Nathan Wilson | Reporter
The payoff is in the fine print
Booking companies scrambled to be among the first to release mobile sports betting apps in Louisiana since state law authorized the new medium as of Friday, Jan. 28. Along with developing apps to cater to the desire of state residents to bet on the outcomes of sports competitions, many companies also used used creative incentives to draw users to their platform.
Companies like Caesar’s Sportsbook and Draft Kings are offering monetary incentives to new users who download their apps, but it pays to read the fine print.
An ad by Draft Kings Sportsbook promoting a bonus deposit of up to $1,000 for Louisiana customers through Feb. 27. This windfall is only available to new users, however, and they will need to deposit at least $5,000 to claim the full value; the incentive is only awarded at a rate of 20 percent of the user’s initial deposit.

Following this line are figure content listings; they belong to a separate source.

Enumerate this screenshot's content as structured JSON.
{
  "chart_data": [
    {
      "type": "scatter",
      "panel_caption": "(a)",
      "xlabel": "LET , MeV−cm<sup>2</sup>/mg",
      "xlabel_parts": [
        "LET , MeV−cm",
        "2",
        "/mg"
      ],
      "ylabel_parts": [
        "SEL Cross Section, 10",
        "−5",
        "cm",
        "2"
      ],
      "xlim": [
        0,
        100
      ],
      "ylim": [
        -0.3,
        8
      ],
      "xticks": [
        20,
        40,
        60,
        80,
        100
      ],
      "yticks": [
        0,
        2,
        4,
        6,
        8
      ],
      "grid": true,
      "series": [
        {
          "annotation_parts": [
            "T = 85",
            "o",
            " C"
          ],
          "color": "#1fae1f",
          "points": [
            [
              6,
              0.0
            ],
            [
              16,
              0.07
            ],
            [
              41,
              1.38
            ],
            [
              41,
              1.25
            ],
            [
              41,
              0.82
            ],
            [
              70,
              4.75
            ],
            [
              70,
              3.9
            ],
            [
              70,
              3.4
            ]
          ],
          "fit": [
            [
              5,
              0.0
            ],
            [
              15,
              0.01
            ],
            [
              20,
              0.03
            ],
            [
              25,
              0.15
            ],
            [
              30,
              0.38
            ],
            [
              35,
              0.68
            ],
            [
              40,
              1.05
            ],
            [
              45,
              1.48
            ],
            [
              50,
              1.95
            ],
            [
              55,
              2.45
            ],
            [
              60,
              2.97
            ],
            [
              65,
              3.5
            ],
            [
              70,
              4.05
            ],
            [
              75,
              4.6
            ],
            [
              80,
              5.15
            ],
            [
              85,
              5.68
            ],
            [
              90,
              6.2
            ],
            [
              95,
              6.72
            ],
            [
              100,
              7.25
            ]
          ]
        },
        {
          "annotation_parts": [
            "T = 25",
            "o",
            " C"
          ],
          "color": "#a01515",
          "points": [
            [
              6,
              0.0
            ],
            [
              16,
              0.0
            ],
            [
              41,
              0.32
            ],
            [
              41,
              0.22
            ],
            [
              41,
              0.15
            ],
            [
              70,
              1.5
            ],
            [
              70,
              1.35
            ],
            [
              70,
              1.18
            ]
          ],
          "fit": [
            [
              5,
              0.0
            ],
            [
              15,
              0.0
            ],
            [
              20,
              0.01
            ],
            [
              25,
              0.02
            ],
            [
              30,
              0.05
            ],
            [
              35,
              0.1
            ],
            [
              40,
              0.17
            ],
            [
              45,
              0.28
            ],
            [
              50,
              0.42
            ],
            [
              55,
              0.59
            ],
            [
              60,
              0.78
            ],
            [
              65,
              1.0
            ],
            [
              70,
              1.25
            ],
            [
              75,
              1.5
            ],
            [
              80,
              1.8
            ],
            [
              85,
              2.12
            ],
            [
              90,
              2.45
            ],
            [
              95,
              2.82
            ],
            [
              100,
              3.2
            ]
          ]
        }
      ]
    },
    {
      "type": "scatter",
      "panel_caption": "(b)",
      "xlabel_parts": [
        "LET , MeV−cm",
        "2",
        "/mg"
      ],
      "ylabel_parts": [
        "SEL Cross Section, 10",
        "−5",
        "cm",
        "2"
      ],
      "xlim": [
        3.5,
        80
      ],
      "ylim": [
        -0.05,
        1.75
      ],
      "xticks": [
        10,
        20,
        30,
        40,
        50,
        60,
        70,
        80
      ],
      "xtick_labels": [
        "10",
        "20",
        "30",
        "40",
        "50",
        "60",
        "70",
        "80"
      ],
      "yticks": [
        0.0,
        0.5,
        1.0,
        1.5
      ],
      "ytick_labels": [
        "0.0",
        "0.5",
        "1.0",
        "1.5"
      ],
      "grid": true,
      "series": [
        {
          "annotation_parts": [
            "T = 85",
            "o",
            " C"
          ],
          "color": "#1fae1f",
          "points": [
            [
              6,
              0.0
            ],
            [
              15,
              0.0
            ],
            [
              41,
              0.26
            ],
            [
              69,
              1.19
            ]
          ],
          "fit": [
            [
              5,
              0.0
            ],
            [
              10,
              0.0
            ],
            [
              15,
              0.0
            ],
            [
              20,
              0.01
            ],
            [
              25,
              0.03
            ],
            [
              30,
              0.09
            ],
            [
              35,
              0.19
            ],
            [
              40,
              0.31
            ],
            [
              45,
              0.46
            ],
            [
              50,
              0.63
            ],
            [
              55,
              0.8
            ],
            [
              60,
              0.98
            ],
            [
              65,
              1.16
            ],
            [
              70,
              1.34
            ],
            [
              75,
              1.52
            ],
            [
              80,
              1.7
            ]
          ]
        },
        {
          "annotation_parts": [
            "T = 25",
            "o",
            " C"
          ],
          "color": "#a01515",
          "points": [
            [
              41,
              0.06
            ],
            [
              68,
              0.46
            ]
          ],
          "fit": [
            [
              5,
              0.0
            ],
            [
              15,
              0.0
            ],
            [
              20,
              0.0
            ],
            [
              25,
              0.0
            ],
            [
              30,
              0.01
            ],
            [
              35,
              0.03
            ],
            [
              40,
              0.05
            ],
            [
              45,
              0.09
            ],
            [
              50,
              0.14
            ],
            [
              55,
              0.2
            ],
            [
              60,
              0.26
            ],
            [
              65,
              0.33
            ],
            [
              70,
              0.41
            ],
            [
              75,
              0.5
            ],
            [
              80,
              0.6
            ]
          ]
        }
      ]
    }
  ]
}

Other incentives provide strict rules as to how the bonuses, typically awarded in the form of free bets, can be used and under what conditions they are awarded.
This pattern of high-value incentives is a fairly typical customer acquisition strategy employed by businesses ranging from telecom providers offering phones with a service contract to timeshare purveyors promising vacation deals to anyone willing to attend their marketing session.
The reasoning behind such generous offers is that the relationship that the customer forms with the company brand, and the ensuing sales over the lifetime of the relationship, will more than offset their upfront expense.
For sports booking companies, the incentives are structured to entice customers to download their app, add funds to their account, and ultimately go from sports fans to sports bettors.
Promotional offers typically become especially competitive during periods when new customers suddenly become available. Now with more than a dozen mobile sports betting licenses granted as of the Jan. 28 opening day and a total of only 20 available licenses, sports booking companies are engaged in a fierce fight over sports spectators in the Louisiana market.